Florida targets abortion legislation
TALLAHASSEE, Fla. — The Florida Senate Thursday pulled off what it couldn’t last year.
The upper chamber passed a bill that would reinstate a parental consent law declared unconstitutional 30 years ago, requiring minors seeking abortions to first get consent from a parent or guardian, except in some circumstances such as medical emergencies.
Florida law currently requires that parents or guardians are notified if a minor gets an abortion. Minors can also obtain a judicial waiver to bypass that requirement.

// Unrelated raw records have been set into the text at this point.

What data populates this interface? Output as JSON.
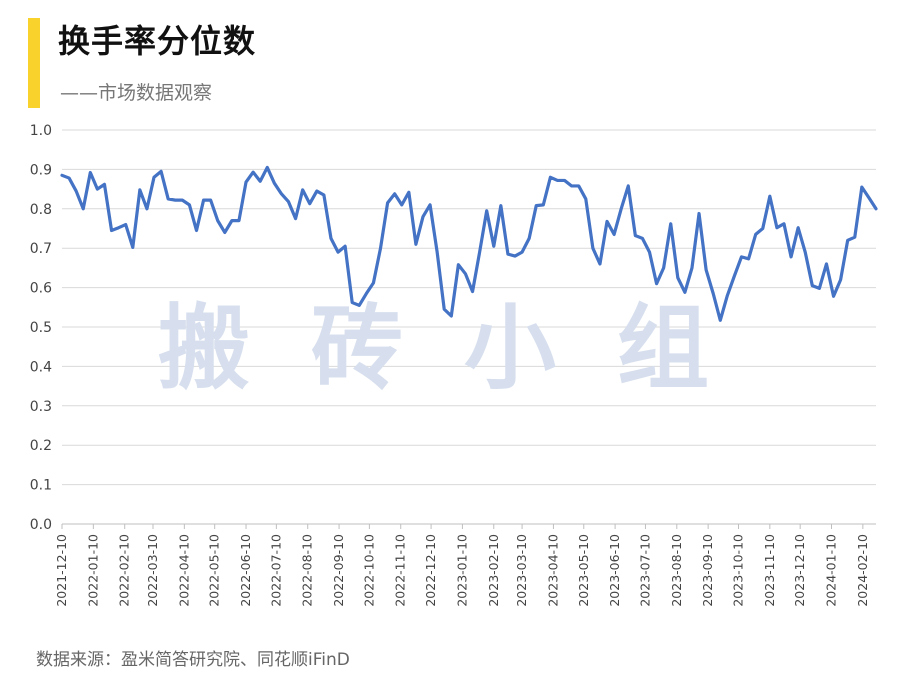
{
  "header": {
    "title": "换手率分位数",
    "subtitle": "——市场数据观察",
    "accent_color": "#f9d32c"
  },
  "watermark": [
    "搬",
    "砖",
    "小",
    "组"
  ],
  "footer": {
    "source": "数据来源：盈米简答研究院、同花顺iFinD"
  },
  "chart_data": {
    "type": "line",
    "title": "换手率分位数",
    "ylim": [
      0,
      1.0
    ],
    "y_ticks": [
      "0.0",
      "0.1",
      "0.2",
      "0.3",
      "0.4",
      "0.5",
      "0.6",
      "0.7",
      "0.8",
      "0.9",
      "1.0"
    ],
    "grid": true,
    "line_color": "#4472c4",
    "x_start": "2021-12-10",
    "x_labels": [
      "2021-12-10",
      "2022-01-10",
      "2022-02-10",
      "2022-03-10",
      "2022-04-10",
      "2022-05-10",
      "2022-06-10",
      "2022-07-10",
      "2022-08-10",
      "2022-09-10",
      "2022-10-10",
      "2022-11-10",
      "2022-12-10",
      "2023-01-10",
      "2023-02-10",
      "2023-03-10",
      "2023-04-10",
      "2023-05-10",
      "2023-06-10",
      "2023-07-10",
      "2023-08-10",
      "2023-09-10",
      "2023-10-10",
      "2023-11-10",
      "2023-12-10",
      "2024-01-10",
      "2024-02-10"
    ],
    "series": [
      {
        "values": [
          0.885,
          0.878,
          0.845,
          0.8,
          0.892,
          0.85,
          0.862,
          0.745,
          0.752,
          0.76,
          0.702,
          0.848,
          0.8,
          0.88,
          0.895,
          0.825,
          0.822,
          0.822,
          0.81,
          0.745,
          0.822,
          0.822,
          0.77,
          0.74,
          0.77,
          0.77,
          0.868,
          0.893,
          0.87,
          0.905,
          0.865,
          0.838,
          0.818,
          0.775,
          0.848,
          0.813,
          0.845,
          0.835,
          0.725,
          0.69,
          0.705,
          0.562,
          0.555,
          0.585,
          0.612,
          0.7,
          0.815,
          0.838,
          0.81,
          0.842,
          0.71,
          0.78,
          0.81,
          0.69,
          0.545,
          0.528,
          0.658,
          0.635,
          0.59,
          0.69,
          0.795,
          0.705,
          0.808,
          0.685,
          0.68,
          0.69,
          0.725,
          0.808,
          0.81,
          0.88,
          0.872,
          0.872,
          0.858,
          0.858,
          0.825,
          0.7,
          0.66,
          0.768,
          0.735,
          0.8,
          0.858,
          0.732,
          0.725,
          0.69,
          0.61,
          0.65,
          0.762,
          0.625,
          0.588,
          0.65,
          0.788,
          0.645,
          0.585,
          0.517,
          0.58,
          0.63,
          0.678,
          0.673,
          0.735,
          0.75,
          0.832,
          0.752,
          0.762,
          0.678,
          0.752,
          0.69,
          0.605,
          0.598,
          0.66,
          0.578,
          0.62,
          0.72,
          0.728,
          0.855,
          0.828,
          0.8
        ]
      }
    ]
  }
}
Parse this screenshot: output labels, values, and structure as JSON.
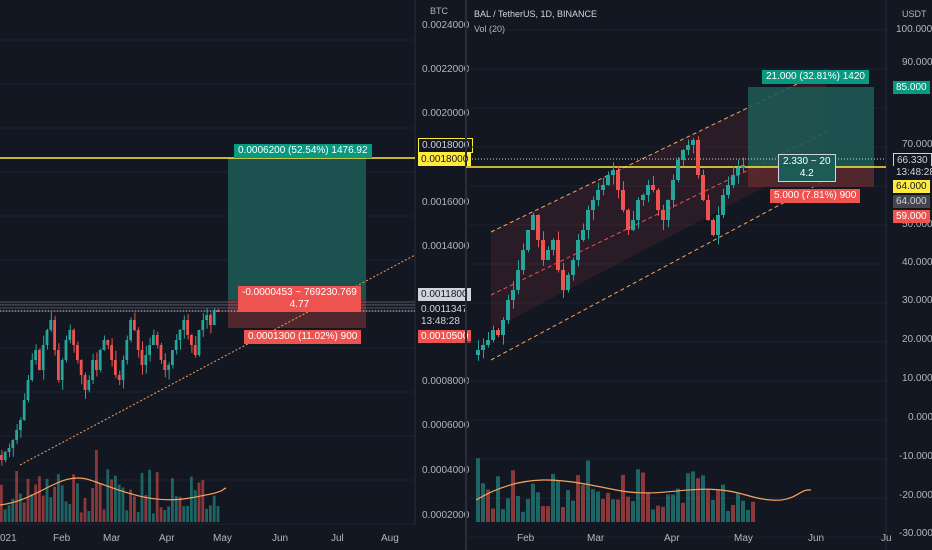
{
  "left": {
    "currency": "BTC",
    "price_scale": [
      "0.0024000",
      "0.0022000",
      "0.0020000",
      "0.0016000",
      "0.0014000",
      "0.0008000",
      "0.0006000",
      "0.0004000",
      "0.0002000"
    ],
    "tags": {
      "target": "0.0018000",
      "entry": "0.0011800",
      "current": "0.0011347",
      "countdown": "13:48:28",
      "stop": "0.0010500"
    },
    "time_labels": [
      "021",
      "Feb",
      "Mar",
      "Apr",
      "May",
      "Jun",
      "Jul",
      "Aug"
    ],
    "profit_box": "0.0006200 (52.54%) 1476.92",
    "position_box": {
      "line1": "-0.0000453 ~ 769230.769",
      "line2": "4.77"
    },
    "loss_box": "0.0001300 (11.02%) 900"
  },
  "right": {
    "currency": "USDT",
    "legend": {
      "symbol": "BAL / TetherUS, 1D, BINANCE",
      "indicator": "Vol (20)"
    },
    "price_scale": [
      "100.000",
      "90.000",
      "70.000",
      "50.000",
      "40.000",
      "30.000",
      "20.000",
      "10.000",
      "0.000",
      "-10.000",
      "-20.000",
      "-30.000"
    ],
    "tags": {
      "target": "85.000",
      "current": "66.330",
      "countdown": "13:48:28",
      "entry": "64.000",
      "mid": "64.000",
      "stop": "59.000"
    },
    "time_labels": [
      "Feb",
      "Mar",
      "Apr",
      "May",
      "Jun",
      "Ju"
    ],
    "profit_box": "21.000 (32.81%) 1420",
    "position_box": {
      "line1": "2.330 ~ 20",
      "line2": "4.2"
    },
    "loss_box": "5.000 (7.81%) 900"
  },
  "colors": {
    "up": "#26a69a",
    "down": "#ef5350",
    "yellow": "#ffeb3b",
    "orange": "#f7a35c",
    "profit": "#1d5c56",
    "loss": "#5c2a2e"
  }
}
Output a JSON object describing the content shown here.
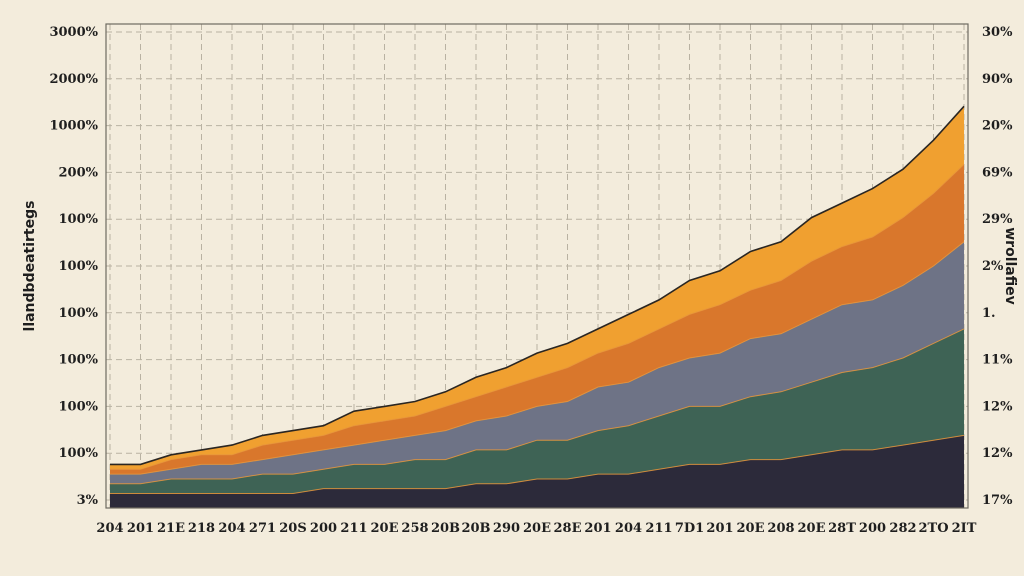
{
  "chart_data": {
    "type": "area",
    "stacked": true,
    "grid": true,
    "ylabel": "llandbdeatirtegs",
    "ylabel_right": "wrollafiev",
    "y_ticks_left": [
      "3000%",
      "2000%",
      "1000%",
      "200%",
      "100%",
      "100%",
      "100%",
      "100%",
      "100%",
      "100%",
      "3%"
    ],
    "y_ticks_right": [
      "30%",
      "90%",
      "20%",
      "69%",
      "29%",
      "2%",
      "1.",
      "11%",
      "12%",
      "12%",
      "17%"
    ],
    "x_ticks": [
      "204",
      "201",
      "21E",
      "218",
      "204",
      "271",
      "20S",
      "200",
      "211",
      "20E",
      "258",
      "20B",
      "20B",
      "290",
      "20E",
      "28E",
      "201",
      "204",
      "211",
      "7D1",
      "201",
      "20E",
      "208",
      "20E",
      "28T",
      "200",
      "282",
      "2TO",
      "2IT"
    ],
    "ylim": [
      0,
      100
    ],
    "series": [
      {
        "color": "#2c2a3a",
        "values": [
          3,
          3,
          3,
          3,
          3,
          3,
          3,
          4,
          4,
          4,
          4,
          4,
          5,
          5,
          6,
          6,
          7,
          7,
          8,
          9,
          9,
          10,
          10,
          11,
          12,
          12,
          13,
          14,
          15
        ]
      },
      {
        "color": "#3e6355",
        "values": [
          2,
          2,
          3,
          3,
          3,
          4,
          4,
          4,
          5,
          5,
          6,
          6,
          7,
          7,
          8,
          8,
          9,
          10,
          11,
          12,
          12,
          13,
          14,
          15,
          16,
          17,
          18,
          20,
          22
        ]
      },
      {
        "color": "#6e7386",
        "values": [
          2,
          2,
          2,
          3,
          3,
          3,
          4,
          4,
          4,
          5,
          5,
          6,
          6,
          7,
          7,
          8,
          9,
          9,
          10,
          10,
          11,
          12,
          12,
          13,
          14,
          14,
          15,
          16,
          18
        ]
      },
      {
        "color": "#d9772c",
        "values": [
          1,
          1,
          2,
          2,
          2,
          3,
          3,
          3,
          4,
          4,
          4,
          5,
          5,
          6,
          6,
          7,
          7,
          8,
          8,
          9,
          10,
          10,
          11,
          12,
          12,
          13,
          14,
          15,
          16
        ]
      },
      {
        "color": "#f0a030",
        "values": [
          1,
          1,
          1,
          1,
          2,
          2,
          2,
          2,
          3,
          3,
          3,
          3,
          4,
          4,
          5,
          5,
          5,
          6,
          6,
          7,
          7,
          8,
          8,
          9,
          9,
          10,
          10,
          11,
          12
        ]
      }
    ]
  }
}
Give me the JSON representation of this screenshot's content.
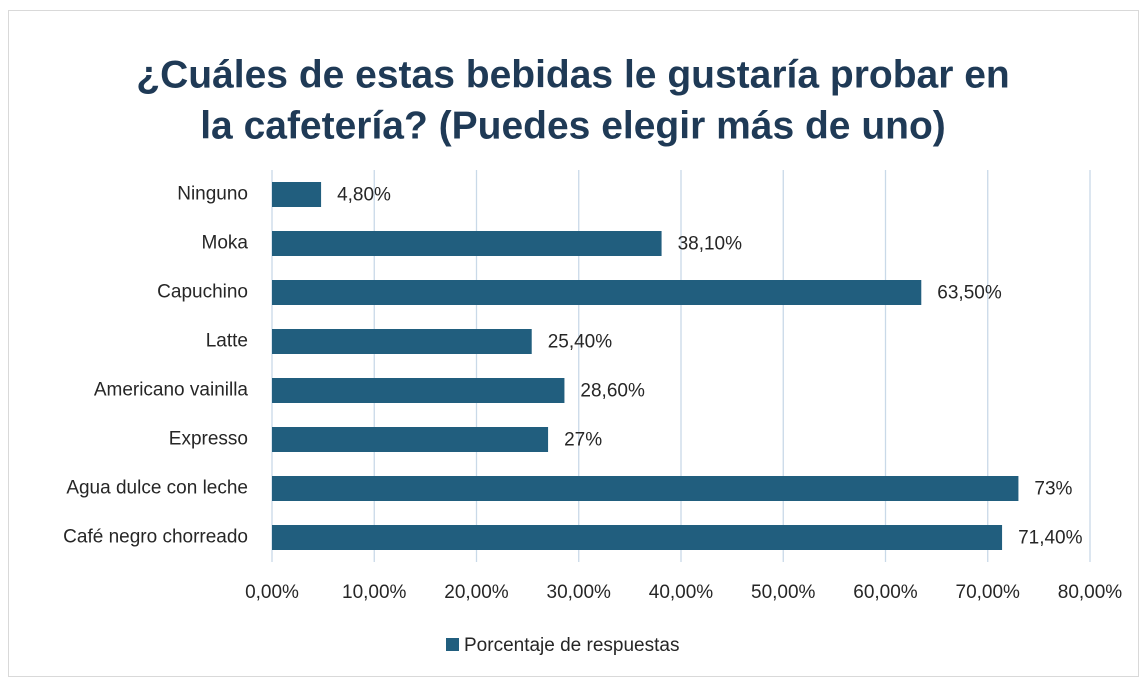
{
  "chart_data": {
    "type": "bar",
    "orientation": "horizontal",
    "title": [
      "¿Cuáles de estas bebidas le gustaría probar en",
      "la cafetería? (Puedes elegir más de uno)"
    ],
    "categories": [
      "Ninguno",
      "Moka",
      "Capuchino",
      "Latte",
      "Americano vainilla",
      "Expresso",
      "Agua dulce con leche",
      "Café negro chorreado"
    ],
    "series": [
      {
        "name": "Porcentaje de respuestas",
        "color": "#215e7e",
        "values": [
          4.8,
          38.1,
          63.5,
          25.4,
          28.6,
          27,
          73,
          71.4
        ],
        "value_labels": [
          "4,80%",
          "38,10%",
          "63,50%",
          "25,40%",
          "28,60%",
          "27%",
          "73%",
          "71,40%"
        ]
      }
    ],
    "xlim": [
      0,
      80
    ],
    "xticks": [
      {
        "value": 0,
        "label": "0,00%"
      },
      {
        "value": 10,
        "label": "10,00%"
      },
      {
        "value": 20,
        "label": "20,00%"
      },
      {
        "value": 30,
        "label": "30,00%"
      },
      {
        "value": 40,
        "label": "40,00%"
      },
      {
        "value": 50,
        "label": "50,00%"
      },
      {
        "value": 60,
        "label": "60,00%"
      },
      {
        "value": 70,
        "label": "70,00%"
      },
      {
        "value": 80,
        "label": "80,00%"
      }
    ],
    "grid": true,
    "legend": "bottom"
  }
}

The bill — SB 404 — passed 23-17 along party lines,
House members advanced the House version of the bill through a single committee stop — speeding up the usual process that requires three or four committee stops to vet bills before they reach the floor. The bill is set to go before a floor vote in the House next week.
Senate bill sponsor Sen. Kelli Stargel, R-Lakeland, said her legislation is “not a pro-choice or pro-life bill.”
“This is about whether or not you’re going to have adults involved in difficult decisions with children,” she said.
Stargel, who had a child as a teenager herself, said the purpose of the bill is to “strengthen” families by requiring that parents and children have a conversation before the minor makes the decision to get an abortion.
When she learned she was pregnant and told her mother, she said, her mother told Stargel she thought it was best to have an abortion. She thought otherwise and had the baby.